State of Privacy in 2018: Q&A With Richard Purcell

Jan. 28 marks the annual Data Privacy Day (DPD), which was adopted in North America to bring together businesses and private citizens in an effort to share strategies for protecting consumers’ private information. Richard Purcell, DPD advisory board member and CEO of the Corporate Privacy Group spoke to Risk Management Monitor about the current state of privacy.

Risk Management Monitor: How do you view privacy?
Richard Purcell:
The concept of privacy is really complex and layered. I like to think of it as being grounded by two basic behaviors—respect and discretion. The idea of privacy is not the same as secrecy. Secrets are not shared and are kept hidden as unknown ideas or thoughts, whereas privacy is the act of sharing information, trusting that the recipient will not share it any further.

RMM: How has technology redefined privacy?
RP: Over the last several years, we’ve heard from individuals who believe that their privacy has been assailed. Upon examination, we might find some reasons that are relevant to our emerging technology use:

There are many instances in which people have lacked respect for their own information, sharing personal information with others and commercial interests without restraint. A simple review of Twitter, Facebook, Instagram, Flicker, Tumblr and other social media sites confirms this. Just as often, commercial players have shown a lack of respect for the personal information entrusted to them by individuals. Examples include banks that have used customer information to open accounts without providing notice or asking for consent.
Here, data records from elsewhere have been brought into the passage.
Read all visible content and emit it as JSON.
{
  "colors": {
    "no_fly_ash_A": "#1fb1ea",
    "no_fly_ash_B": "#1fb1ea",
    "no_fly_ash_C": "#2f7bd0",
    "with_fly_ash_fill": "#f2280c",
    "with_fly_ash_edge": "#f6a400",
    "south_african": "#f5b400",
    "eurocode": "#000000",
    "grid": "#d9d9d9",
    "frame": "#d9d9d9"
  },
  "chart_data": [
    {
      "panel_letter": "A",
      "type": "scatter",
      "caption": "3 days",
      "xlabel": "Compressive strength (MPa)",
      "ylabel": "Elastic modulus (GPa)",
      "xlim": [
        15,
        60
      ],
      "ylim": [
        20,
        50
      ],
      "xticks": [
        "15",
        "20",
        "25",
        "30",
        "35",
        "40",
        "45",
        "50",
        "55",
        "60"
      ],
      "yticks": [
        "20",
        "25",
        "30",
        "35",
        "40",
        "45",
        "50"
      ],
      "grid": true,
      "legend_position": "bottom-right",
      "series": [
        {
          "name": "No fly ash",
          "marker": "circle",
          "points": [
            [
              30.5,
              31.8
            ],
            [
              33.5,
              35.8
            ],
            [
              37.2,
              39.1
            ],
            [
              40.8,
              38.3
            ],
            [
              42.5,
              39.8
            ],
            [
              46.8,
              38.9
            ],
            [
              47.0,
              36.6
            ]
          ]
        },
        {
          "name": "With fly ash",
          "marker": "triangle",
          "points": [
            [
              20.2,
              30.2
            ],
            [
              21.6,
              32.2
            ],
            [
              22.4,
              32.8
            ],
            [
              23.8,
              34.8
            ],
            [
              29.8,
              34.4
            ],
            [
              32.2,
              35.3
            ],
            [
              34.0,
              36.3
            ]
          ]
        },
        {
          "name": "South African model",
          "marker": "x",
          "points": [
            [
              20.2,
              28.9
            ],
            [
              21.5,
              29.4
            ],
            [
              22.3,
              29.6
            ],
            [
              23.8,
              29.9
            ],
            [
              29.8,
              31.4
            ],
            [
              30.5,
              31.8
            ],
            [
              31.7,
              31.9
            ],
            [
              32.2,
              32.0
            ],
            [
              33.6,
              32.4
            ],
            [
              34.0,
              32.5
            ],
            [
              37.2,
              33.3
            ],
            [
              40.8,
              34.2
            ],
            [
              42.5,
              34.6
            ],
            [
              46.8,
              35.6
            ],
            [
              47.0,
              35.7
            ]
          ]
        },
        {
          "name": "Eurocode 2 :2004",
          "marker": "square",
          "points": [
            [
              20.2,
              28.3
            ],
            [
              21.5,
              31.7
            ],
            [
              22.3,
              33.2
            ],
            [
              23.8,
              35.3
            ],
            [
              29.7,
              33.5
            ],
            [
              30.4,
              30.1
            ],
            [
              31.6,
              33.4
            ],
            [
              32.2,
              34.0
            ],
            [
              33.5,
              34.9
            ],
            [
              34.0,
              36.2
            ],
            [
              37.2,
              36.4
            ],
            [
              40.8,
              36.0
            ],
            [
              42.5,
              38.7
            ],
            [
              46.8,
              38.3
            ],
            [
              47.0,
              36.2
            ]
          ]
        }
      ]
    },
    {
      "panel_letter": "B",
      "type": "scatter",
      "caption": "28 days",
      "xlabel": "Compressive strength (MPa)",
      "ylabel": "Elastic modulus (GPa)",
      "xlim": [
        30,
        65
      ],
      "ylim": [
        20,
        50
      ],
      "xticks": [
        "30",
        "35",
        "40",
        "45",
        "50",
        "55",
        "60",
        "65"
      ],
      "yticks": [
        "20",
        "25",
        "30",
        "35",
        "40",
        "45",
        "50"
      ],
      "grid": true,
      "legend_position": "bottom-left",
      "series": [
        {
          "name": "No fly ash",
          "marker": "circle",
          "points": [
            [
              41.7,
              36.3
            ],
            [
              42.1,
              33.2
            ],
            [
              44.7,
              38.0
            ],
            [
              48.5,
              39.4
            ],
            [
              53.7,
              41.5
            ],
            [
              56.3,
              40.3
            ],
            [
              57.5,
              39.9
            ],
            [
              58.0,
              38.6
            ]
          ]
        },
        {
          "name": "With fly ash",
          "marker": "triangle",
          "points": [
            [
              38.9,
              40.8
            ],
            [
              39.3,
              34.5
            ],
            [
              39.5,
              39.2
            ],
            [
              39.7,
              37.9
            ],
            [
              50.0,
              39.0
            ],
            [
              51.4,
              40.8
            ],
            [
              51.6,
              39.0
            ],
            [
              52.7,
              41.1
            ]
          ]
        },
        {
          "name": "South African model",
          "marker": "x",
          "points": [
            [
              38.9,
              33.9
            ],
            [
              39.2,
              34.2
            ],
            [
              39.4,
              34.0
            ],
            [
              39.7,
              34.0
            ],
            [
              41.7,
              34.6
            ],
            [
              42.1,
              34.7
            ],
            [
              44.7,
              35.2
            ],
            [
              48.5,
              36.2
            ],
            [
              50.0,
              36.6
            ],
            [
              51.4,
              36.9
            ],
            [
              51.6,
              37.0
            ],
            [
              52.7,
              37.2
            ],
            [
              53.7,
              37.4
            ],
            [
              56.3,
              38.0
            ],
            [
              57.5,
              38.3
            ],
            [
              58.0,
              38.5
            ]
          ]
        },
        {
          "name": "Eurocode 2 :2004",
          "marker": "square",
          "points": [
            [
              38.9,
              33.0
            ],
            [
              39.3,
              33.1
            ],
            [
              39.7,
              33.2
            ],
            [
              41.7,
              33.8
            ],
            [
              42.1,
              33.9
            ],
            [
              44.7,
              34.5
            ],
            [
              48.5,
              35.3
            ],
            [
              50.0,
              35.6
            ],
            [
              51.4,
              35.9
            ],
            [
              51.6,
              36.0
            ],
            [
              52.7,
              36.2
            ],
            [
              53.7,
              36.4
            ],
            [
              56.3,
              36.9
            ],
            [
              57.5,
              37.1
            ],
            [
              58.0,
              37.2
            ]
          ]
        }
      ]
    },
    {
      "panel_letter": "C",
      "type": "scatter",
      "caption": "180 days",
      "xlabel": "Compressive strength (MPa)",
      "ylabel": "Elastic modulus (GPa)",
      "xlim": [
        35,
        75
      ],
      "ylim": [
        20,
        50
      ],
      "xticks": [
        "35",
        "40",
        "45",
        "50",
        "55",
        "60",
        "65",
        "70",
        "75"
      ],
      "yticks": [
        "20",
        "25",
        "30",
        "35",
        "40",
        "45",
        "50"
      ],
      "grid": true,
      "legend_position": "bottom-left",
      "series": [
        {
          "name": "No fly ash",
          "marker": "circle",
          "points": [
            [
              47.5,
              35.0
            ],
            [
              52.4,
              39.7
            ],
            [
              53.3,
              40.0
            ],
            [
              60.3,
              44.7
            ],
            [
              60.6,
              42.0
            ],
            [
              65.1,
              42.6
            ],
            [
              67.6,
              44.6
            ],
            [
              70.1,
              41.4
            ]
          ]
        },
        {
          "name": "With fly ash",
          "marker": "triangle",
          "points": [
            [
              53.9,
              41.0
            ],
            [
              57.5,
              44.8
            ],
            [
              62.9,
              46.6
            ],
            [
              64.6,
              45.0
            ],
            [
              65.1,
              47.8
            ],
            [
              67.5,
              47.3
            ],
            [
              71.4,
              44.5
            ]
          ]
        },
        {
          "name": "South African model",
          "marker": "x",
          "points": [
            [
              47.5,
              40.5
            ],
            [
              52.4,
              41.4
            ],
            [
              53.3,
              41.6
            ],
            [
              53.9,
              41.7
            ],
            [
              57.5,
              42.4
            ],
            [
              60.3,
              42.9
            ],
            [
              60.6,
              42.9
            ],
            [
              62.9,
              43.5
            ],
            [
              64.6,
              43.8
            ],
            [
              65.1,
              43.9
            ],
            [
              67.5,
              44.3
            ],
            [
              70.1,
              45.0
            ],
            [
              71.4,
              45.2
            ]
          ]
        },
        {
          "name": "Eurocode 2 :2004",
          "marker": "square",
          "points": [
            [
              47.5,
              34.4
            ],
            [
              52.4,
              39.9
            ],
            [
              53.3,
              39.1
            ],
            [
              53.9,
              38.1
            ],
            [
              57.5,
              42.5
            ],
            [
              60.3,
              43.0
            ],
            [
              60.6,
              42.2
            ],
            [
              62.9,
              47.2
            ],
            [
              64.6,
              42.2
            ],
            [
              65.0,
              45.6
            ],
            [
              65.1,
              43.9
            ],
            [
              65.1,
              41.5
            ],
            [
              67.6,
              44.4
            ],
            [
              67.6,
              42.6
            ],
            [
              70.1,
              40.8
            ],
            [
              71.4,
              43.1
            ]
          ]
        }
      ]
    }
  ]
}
This is a distinct showing of disrespect for the information.

Information has become the basis for commercial activity, so using and sharing personal information is quickly becoming how companies make money—Facebook is a social media site, but makes more than 90% of its revenues by selling users’ data to advertisers—credit bureaus make their money solely be collecting financial info, not from people, but from other companies, in order to calculate risk and sell reports (for example, credit reporting has a long history regarding privacy thru FICRA, FACTA, and OECD FIPs.).

RMM: In 2000 you were named Microsoft’s first corporate privacy officer. How has the privacy landscape changed since then?
RP: Privacy and data protection are beginning to be better and more closely integrated into security practices. It’s taken a long time to get them better integrated. Security practices have strong levels of discipline without much of a human factor. Privacy practices have strong moral bases, which security is getting more in tune with, so they are sharing their traits in ways that are helpful. We are not there yet, though, because security is a binary condition. You either have the security practices or you don’t. Privacy is harder to define because practices are more behaviorally based. We still find privacy issues are driven by human failings, errors or miscalculations as opposed to technologies.

Privacy professionals have gained more of a voice and authority over time in their organizations. They are not just advisers anymore, saying ‘Watch out for this,’ or ‘We can’t do that.’ They have become people with decision-making authority, which is only increasing. The position analyzes conditions and bases those recommendations on risk profiles and the challenges they present. Companies are then free to choose whether they take the risk or mitigate it.

RMM: What developments will impact your work in 2018?
RP: Regulatory changes matter a lot and apply to industrial sectors in the United States. External regulations are much more broadly applicable.

EU GDPR. Any company doing business in the EU has to adjust its governance program to comply with the GDPR by late May 2018. That means taking a broader definition of personal data; documenting its data processing activities; strengthening its user consent provisions; developing support for data erasure, portability and rectification; enhancing oversight and data breach responsiveness; and generally paying more attention to data protection.

EU ePrivacy. Broadband providers in the U.S. may celebrate the FCC dropping of the net neutrality/privacy rules, but they still have to deal with the EU ePrivacy Directive.

Australia, Korea, Japan and even China are strengthening their data protection programs. China announced its displeasure with the practices of Ant Financial (an Alibaba affiliate), Baidu (search organization) and Jinri Toutiao (newsfeed organization) for lacking adequate policies and practices in collecting, using and sharing personal information. You know something important is happening when China begins enforcing stronger privacy regulations.